Did something change in the regulation or cost model to make pharmacy deliver unprofitable? Medicare/Medicaid too expensive? Less demand for Pharma services? Not sure of the driver -- there are a lot of points one could evaluate.



Vertical integration among healthcare providers, insurers, and pharmacy benefit managers (PBMs) due to PBMs being extremely costly middlemen. So the big insurers and providers started buying the PBMs and using them to abuse pharmacies out of the market to continue their vertical integration and complete rent-capture of American health.

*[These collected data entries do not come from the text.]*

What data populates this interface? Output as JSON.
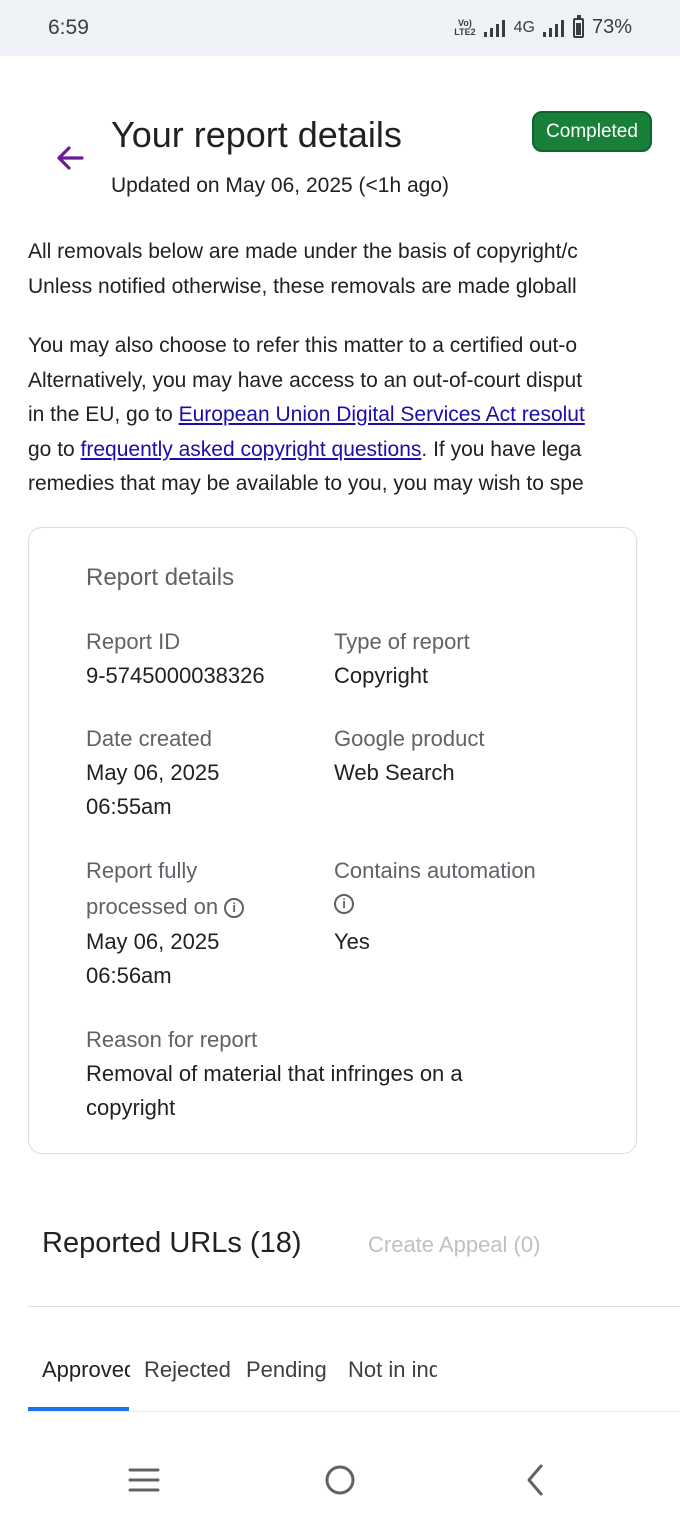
{
  "status_bar": {
    "time": "6:59",
    "network": "4G",
    "volte": "Vo) LTE2",
    "battery": "73%"
  },
  "header": {
    "title": "Your report details",
    "updated": "Updated on May 06, 2025 (<1h ago)",
    "status_badge": "Completed"
  },
  "intro": {
    "p1_line1": "All removals below are made under the basis of copyright/c",
    "p1_line2": "Unless notified otherwise, these removals are made globall",
    "p2_line1": "You may also choose to refer this matter to a certified out-o",
    "p2_line2": "Alternatively, you may have access to an out-of-court disput",
    "p2_line3_pre": "in the EU, go to ",
    "p2_line3_link": "European Union Digital Services Act resolut",
    "p2_line4_pre": "go to ",
    "p2_line4_link": "frequently asked copyright questions",
    "p2_line4_post": ". If you have lega",
    "p2_line5": "remedies that may be available to you, you may wish to spe"
  },
  "report_details": {
    "title": "Report details",
    "report_id_label": "Report ID",
    "report_id_value": "9-5745000038326",
    "type_label": "Type of report",
    "type_value": "Copyright",
    "date_created_label": "Date created",
    "date_created_date": "May 06, 2025",
    "date_created_time": "06:55am",
    "product_label": "Google product",
    "product_value": "Web Search",
    "processed_label_line1": "Report fully",
    "processed_label_line2": "processed on",
    "processed_date": "May 06, 2025",
    "processed_time": "06:56am",
    "automation_label": "Contains automation",
    "automation_value": "Yes",
    "reason_label": "Reason for report",
    "reason_line1": "Removal of material that infringes on a",
    "reason_line2": "copyright",
    "info_glyph": "i"
  },
  "urls": {
    "title": "Reported URLs (18)",
    "appeal_label": "Create Appeal (0)",
    "tabs": [
      {
        "label": "Approved"
      },
      {
        "label": "Rejected"
      },
      {
        "label": "Pending"
      },
      {
        "label": "Not in index"
      }
    ]
  },
  "icons": {
    "back": "arrow-left-icon",
    "nav": [
      "recent-apps-icon",
      "home-icon",
      "back-nav-icon"
    ]
  },
  "colors": {
    "accent": "#1a73e8",
    "badge_green": "#188038",
    "link": "#1a0dab",
    "back_arrow": "#6a1b9a"
  }
}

No, what happened is the same thing that's been happening to smaller retail shops, grocery stores and so forth. Smaller pharmacies are either obliterated by larger stores using economy of scale to undercut and kill competition, or they're bought out by larger corporations, hollowed out and then consolidated.

You can look at the history of Bartell Drugs in WA. They were sold to Rite Aid, Rite Aid went under because of them being a shitty business and so most Bartells have closed down or are practically dead. And without replacement, that means there's now fewer pharmacies and the ones remaining are understaffed and overworked.


{ Amazon, Target, Walmart } happened.

In the 80s the local pharmacy was your primary source of sundries, towns and cities alike. Everything from hardware to toys to medicine. If the local pharmacy didn't have it, you didn't buy it.

Now with hoards of Chinese shit available at your fingertips to order with same-day delivery, pharmacies couldn't survive on selling medicine alone, of which there are very small margins.

San Francisco and other cities making widespread theft and shoplifting de facto legal didn't help either. Local mom & pop pharmacies can't afford to put the entire store behind glass.


Rural resentment of cities is as old as the hills. I don’t know what the solution is. Price supports to keep small pharmacies alive? Heavy regulation of e-commerce? I’m no free-market zealot, but it’s hard to see how you blunt this impact in a non-heavy-handed way.


Wait for them to actually care about it. Where I live, rural areas are supposedly desperately short of doctors but the rural people can’t stop whining about them always wanting more money and to not be berated for being brown or gay.

Why is a solution needed if the people it supposedly impacts hardly care?


Yes, pricing regulations forced brick and mortar pharmacies to sell drugs below cost. Several closed in my area in the last few years and this was one of their cited reasons why.


What regulations specifically?


There's a lot of competition with mail order pharmacies, I think.